Hubertus von Grünberg schmeißt hin
6. März 2009
Dr. Hubertus von Grünberg (Foto: Continental)
Der Vorsitzende des Aufsichtsrats der Continental AG, Hannover, Dr. Hubertus von Grünberg, hat am Freitag in Frankfurt/Main seinen sofortigen Rücktritt erklärt. Er legt auch sein Amt als Aufsichtsratsmitglied der Continental AG mit sofortiger Wirkung unter Hinweis auf persönliche Gründe nieder.
Bis zur Wahl eines neuen Aufsichtsratsvorsitzenden steht der stellvertretende Aufsichtsratsvorsitzende Werner Bischoff dem Gremium vor. Vorangegangen war ein Krieg mit dem in Hannover ungeliebten Großaktionär, der Schaeffler Gruppe, die bereits wiederholt den Rücktritt von Grünbergs gefordert hatte. Bereits am 24. Januar hatte von Grünberg angeboten, sich auf der anstehenden Hauptversammlung nicht zur Wahl zu stellen, die Entwicklung der letzten Wochen waren dann aber doch mehr, als auszuhalten war.
Von Grünberg war seit 1999 Vorsitzender des Aufsichtsrates der Continental AG und zuvor von 1991 bis Juni 1999 Vorstandsvorsitzender des Unternehmens. Er hatte den Kauf von Teves arrangiert und damit Weitblick bewiesen. Der Zukauf der Fahrzeugelektronik war zu einem Zeitpunkt erfolgt, als noch niemand an eine Durchsetzung des ESP bis hin in die Kompaktklasse zu träumen wagte. Und auch die Weiterentwicklung der Sensortechnologie sowie diverser weiterer elektronischen Hilfssysteme war von ihm voraus gesehen worden.
Er war der erste Vorstandsvorsitzende, der zusätzlich zu seinem Amt auch die Reifensparte führte und den Grundstein für viele Erfolge der kommenden Jahre legte.
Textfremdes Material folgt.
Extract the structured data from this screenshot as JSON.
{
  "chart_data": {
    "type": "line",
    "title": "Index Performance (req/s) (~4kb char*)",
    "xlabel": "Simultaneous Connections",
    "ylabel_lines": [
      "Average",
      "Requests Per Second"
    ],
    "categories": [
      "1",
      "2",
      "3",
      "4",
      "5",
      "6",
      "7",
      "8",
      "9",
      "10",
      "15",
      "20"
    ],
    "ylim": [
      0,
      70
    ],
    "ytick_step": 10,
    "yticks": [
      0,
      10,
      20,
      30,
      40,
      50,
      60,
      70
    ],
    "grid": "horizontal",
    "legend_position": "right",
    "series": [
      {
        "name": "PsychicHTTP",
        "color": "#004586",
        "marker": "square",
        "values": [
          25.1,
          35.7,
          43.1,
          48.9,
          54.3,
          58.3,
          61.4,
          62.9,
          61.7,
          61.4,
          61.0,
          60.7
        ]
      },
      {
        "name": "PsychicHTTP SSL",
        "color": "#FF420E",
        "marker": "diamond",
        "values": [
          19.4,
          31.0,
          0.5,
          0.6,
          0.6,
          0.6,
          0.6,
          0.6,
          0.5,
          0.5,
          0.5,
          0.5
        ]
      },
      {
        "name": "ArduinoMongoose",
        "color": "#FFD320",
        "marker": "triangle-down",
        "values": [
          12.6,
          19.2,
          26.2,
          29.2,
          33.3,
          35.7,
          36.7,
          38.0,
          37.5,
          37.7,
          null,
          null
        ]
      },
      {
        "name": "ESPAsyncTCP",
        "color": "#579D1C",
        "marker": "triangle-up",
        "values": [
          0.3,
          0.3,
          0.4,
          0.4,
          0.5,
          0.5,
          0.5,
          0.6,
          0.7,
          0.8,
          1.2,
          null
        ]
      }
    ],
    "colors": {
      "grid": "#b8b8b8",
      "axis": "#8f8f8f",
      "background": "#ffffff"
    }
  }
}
In dem stets etwas fahrig wirkenden von Grünberg verbirgt sich ein Mensch, der stets hellwach auf Chancen reagiert und dabei den Blick auf das große Ganze beweist. Das Engagement von Schaeffler hätte Sinn machen können, nachdem Continental von Analysten heruntergestuft zu einem Übernahmekandidaten wurde. Dass es so desaströs werden würde, hat von Grünberg sicher nicht erwartet und der ziemlich “schmal-lippig” kommunizierte Ausstieg wird seinen Leistungen für das Unternehmen nicht im geringsten gerecht.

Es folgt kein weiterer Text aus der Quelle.